Coba lihat bagaimana Anda menggunakan
kartu tersebut. Sering kartu digunakan dengan harapan bahwa tagihannya
dapat dibayar pada akhir atau awal bulan sebab pada waktu itu gaji
bulanan dari perusahaan dapat menutupnya. Bila Anda berbelanja dengan
'credit card' dan Anda memiliki uang di 'saving account' untuk
membayarnya pada akhir bulan- ini wajar.
Memiliki
kartu atau tidak- ini merupakan pilihan. Apakah Anda belanja dengan
uang di tangan atau Anda berbelanja tanpa uang di tangan atau berhutang-
ini merupakan gaya hidup. Dua-duanya merupakan pilihan yang bisa
diterima. Namun, masing-masing pilihan berakar pada falsafah
tertentu dan punya akibat. Bagi yang mau belanja kalau ada uang adalah
pilihan yang masuk akal. Maksudnya, Anda belanja kalau Anda punya uang
di tangan atau di saving account.
Bagi yang memilih belanja dengan meminjam- ini pilihan tidak bijak. Ini bisa berujung pada hutang yang makin lama makin menumpuk.
Kedua,
dalam jangka panjang, belanja tanpa kartu kredit berarti Anda tidak
membayar bunga yang tidak seharusnya Anda bayar. Sering kali pemegang
kartu hanya mampu membayar 'minimum payment' dan membiarkan dirinya
di-charge oleh bank yang mengeluarkan kartu dengan bunga mulai dari 2.5
sampai dengan 4 %. Kalau Anda dikenai bunga pada kisaran 2 persen- ini
masih masuk akal. Tetapi, kalau Anda dikenai bunga pada kisaran 4 %- ini
bisa dipertanyakan. Ini berarti Anda membiarkan diri Anda diperas oleh
pihak bank yang meng-issu kartu.
Ketiga,
bila Anda tidak mampu membayar tagihan kartu seluruhnya pada bulan
berjalan, Anda akan dikenai bunga berbunga. Artinya, bunga yang tidak
dapat Anda bayar pada bulan sebelumnya dikenai lagi dengan bunga yang
sama pada bulan berikutnya. Jadi, tagihan Anda bunga berbunga. Jangan
heran kalau akhirnya Anda dililit hutang seperti yang banyak dialami
orang.
Yah..ini soal pilihan.
Bila Anda memilih pola hidup belanja-tanpa-uang- itu pilihan Anda. Anda
hanya akan rugi dan secara tidak sadar Anda dapat memberikan bunga
belasan, puluhan bahkan ratusan juta rupiah kepada bank yang
mengeluarkan kartu Anda. Bila Anda memilih gaya hidup belanja-
kalau-ada-uang, paling tidak Anda tidak menanggung bunga yang tidak seharusnya Anda tanggung.

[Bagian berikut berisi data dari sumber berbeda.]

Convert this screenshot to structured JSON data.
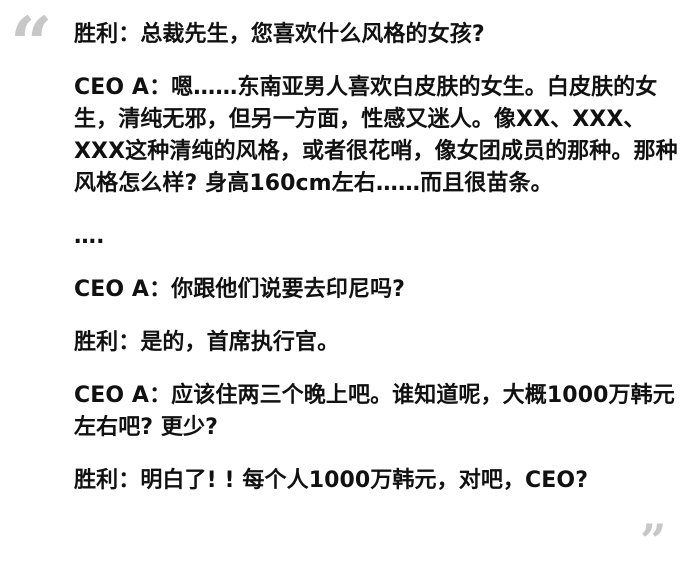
{
  "quotes": {
    "open": "“",
    "close": "”"
  },
  "dialogue": [
    {
      "speaker": "胜利",
      "separator": "：",
      "text": "总裁先生，您喜欢什么风格的女孩?"
    },
    {
      "speaker": "CEO A",
      "separator": "：",
      "text": "嗯……东南亚男人喜欢白皮肤的女生。白皮肤的女生，清纯无邪，但另一方面，性感又迷人。像XX、XXX、XXX这种清纯的风格，或者很花哨，像女团成员的那种。那种风格怎么样? 身高160cm左右……而且很苗条。"
    },
    {
      "speaker": "",
      "separator": "",
      "text": "…."
    },
    {
      "speaker": "CEO A",
      "separator": "：",
      "text": "你跟他们说要去印尼吗?"
    },
    {
      "speaker": "胜利",
      "separator": "：",
      "text": "是的，首席执行官。"
    },
    {
      "speaker": "CEO A",
      "separator": "：",
      "text": "应该住两三个晚上吧。谁知道呢，大概1000万韩元左右吧? 更少?"
    },
    {
      "speaker": "胜利",
      "separator": "：",
      "text": "明白了! ! 每个人1000万韩元，对吧，CEO?"
    }
  ]
}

Bila Anda merasa butuh kartu, Anda dapat menggunakan kartu kredit yang dikeluarkan oleh bank dengan bunga yang relatif rendah. Misalnya, Anda bisa menggunakan kartu yang dikeluarkan oleh BNI, BRI atau BTN atau bank-bank yang mayoritas sahamnya dimiliki pemerintah. Tidak salah kalau Anda menanamkan uang Anda di bank-bank milik pemerintah tersebut.
Tentu,
masih ada gaya hidup yang lebih baik dari belanja-kalau-ada-uang, yaitu
belanja sesuatu kalau barang tersebut dibutuhkan. Bila Anda memilih
falsafah ini, Anda akan memiliki relatif banyak uang dan keuangan Anda
akan sehat.
Salah satu faktor
yang membuat Eropa Barat menjadi negara kaya di masa lalu karena
falsafah yang satu ini- belanja sesuatu kalau diperlukan.
Dari Kartu Kredit ke Halaman Depan
Copyright 2009-2023 putra-putri-indonesia.com
Berlangganan
Putra-Putri-Indonesia.com (Free)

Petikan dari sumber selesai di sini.